I’ve been waiting a long time for a story that would let me express a specific, complex idea. I’ve tried writing it out more times than I can count. But it never quite worked. I want to explain briefly what I mean. I try to blog only with the intention of eliciting a specific emotional reaction or deductive conclusion. These specific points are typically only a single inference. Sometimes more than one. But never more than two. I’ve always had terrible luck communicating nested inferences. It’s difficult to lead someone to a set of conclusions when each successive conclusion is predicated on another which without room for subjective interpretation. This paragraph is a good example of a badly communicated idea. I’d like to call that ironic but I’m sure I’ve already lost whatever few people somehow ended up here reading this. So hopefully with some sensible introduction, here’s the story.

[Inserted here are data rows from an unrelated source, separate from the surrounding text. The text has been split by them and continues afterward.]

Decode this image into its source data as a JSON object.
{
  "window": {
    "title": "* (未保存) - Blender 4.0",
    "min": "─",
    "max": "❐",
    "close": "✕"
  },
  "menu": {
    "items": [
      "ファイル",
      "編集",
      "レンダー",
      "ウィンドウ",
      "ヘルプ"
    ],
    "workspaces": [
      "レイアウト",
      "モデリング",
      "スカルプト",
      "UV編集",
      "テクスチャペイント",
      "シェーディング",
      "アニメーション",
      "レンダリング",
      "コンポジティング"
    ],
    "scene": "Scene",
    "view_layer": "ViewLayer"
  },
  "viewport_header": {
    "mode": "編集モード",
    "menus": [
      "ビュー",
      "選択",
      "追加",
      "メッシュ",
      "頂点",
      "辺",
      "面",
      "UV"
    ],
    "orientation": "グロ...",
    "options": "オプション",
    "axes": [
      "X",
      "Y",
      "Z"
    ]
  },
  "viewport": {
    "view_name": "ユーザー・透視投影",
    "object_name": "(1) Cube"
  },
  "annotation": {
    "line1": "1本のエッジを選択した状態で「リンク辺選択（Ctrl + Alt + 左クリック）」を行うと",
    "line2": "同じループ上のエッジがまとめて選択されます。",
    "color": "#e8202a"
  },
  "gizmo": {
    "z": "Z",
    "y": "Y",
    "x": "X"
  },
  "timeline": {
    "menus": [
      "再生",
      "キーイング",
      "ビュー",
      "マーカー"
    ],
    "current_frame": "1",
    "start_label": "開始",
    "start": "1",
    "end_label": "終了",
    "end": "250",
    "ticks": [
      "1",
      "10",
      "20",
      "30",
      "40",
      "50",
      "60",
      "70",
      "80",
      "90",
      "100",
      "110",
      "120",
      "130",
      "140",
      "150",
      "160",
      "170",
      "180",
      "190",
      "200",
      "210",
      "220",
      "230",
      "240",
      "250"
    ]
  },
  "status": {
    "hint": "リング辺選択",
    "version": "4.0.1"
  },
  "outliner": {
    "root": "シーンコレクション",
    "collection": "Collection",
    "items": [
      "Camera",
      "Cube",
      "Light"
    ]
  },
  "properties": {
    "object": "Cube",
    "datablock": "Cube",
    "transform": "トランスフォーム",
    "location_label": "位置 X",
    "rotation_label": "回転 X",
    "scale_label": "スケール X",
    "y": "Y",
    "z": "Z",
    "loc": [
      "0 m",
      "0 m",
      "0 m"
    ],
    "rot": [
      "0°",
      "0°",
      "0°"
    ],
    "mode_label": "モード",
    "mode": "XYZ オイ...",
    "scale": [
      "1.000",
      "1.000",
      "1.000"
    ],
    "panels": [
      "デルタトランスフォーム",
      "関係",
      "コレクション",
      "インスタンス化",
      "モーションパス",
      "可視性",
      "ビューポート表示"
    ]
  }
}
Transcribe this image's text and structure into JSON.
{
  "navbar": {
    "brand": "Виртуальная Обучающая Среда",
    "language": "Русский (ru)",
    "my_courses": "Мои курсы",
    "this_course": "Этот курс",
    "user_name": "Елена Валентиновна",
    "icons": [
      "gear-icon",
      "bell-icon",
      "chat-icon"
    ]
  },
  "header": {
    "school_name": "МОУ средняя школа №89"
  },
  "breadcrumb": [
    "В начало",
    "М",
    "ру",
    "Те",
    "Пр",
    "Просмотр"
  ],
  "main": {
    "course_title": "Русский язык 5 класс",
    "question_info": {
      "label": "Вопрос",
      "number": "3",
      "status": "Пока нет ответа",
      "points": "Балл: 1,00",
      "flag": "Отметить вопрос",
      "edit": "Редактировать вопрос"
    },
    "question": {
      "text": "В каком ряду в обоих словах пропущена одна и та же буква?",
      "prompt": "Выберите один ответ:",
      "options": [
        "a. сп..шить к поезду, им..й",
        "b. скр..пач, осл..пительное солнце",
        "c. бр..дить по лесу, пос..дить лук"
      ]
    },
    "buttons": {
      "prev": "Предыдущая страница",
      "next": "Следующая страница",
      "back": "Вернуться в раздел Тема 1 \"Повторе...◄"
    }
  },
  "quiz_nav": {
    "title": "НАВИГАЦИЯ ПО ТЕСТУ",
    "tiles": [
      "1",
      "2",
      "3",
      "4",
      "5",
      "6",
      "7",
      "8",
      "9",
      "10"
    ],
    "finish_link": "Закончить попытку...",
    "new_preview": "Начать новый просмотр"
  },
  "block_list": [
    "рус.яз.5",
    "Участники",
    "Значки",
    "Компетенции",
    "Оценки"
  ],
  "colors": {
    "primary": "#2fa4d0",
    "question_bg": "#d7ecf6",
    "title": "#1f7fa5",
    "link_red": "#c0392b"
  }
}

I work at one of the world’s busiest cafes in the middle of a dense urban center. Today at work I saw a boy who looked really familiar. He was dressed very nicely, all in trendy urban styles. Maybe about 20 years old, very well groomed, with slicked back hair, perfectly styled. This is a popular look in Portland these days. The look he gave me said he knew me, but I couldn’t place him in my memory. I thought some more about it and continued my tasks. I looked up again a few minutes later and he waved at me and smiled. He was sitting in a corner, half-way reclining against the floor-to-ceiling windows that made up the walls of the cafe. Behind him were blocks and blocks of street lights and sleepy skyscrapers, half-illuminated with twilight turning to dusk on the horizon. Suddenly I remembered; he was here a few weeks ago asking if I knew of any backpacker hostels. He and his brother were traveling and needed a place to stay. His appearance was very different. His hair had been long, his dress less urban.

I remember thinking I wish I had my new apartment set up. I would gladly have offered a couch after what conversation we had at first meeting. We had that cosmic traveler’s connection. That feeling which when experienced makes you wish it’s how all people felt about each other. Just a pure feeling of community and common altruistic purpose between people looking to experience life just for the joy of doing so. No other motives, no social contract.

At the exact moment when I realized who he was, I was asked to perform a task which meant I would have to walk out to the lobby and stand next to him for several minutes. If I hadn’t experienced so much odd, hilarious serendipity in my life, I would have laughed.

I said, “Hi,” and asked how they were doing and if they had found a hostel. He said “Yes,” that they had found a place to stay. He was excited to be starting a ballet program soon. He has always worked as a waiter but ballet has been his life’s passion.

I asked where they had come from. “Nashville,” he said. They backpacked over 2,300 miles. And did it just for the adventure, not sure what they would be doing next. I shared that I had just come half-a-thousand miles myself, from Sacramento, and that it’s been years since I’ve lived anywhere for over six months, and that I’m also unsure what I’ll be doing next. I praised his courage at taking the initiative and seeking out adventure. We talked about how there is so much out there; so much to do; and how we shared an excitement for the things to come in our lives.

He asked how I liked working in cafes. “I love it,” I said, “…kind of goes with the lifestyle, getting to meet so many people so diverse in background and experience.”

He laughed, “I guess you’re right.” And took another sip of his drink.

“Well,” I said, “…if I don’t see you again, good travels!” He smiled and said, “You too!”

I carried my finished work back across the cafe. A few minutes later he left with a wave goodbye. Maybe to catch a train, find a bookstore, or maybe to find a new adventure.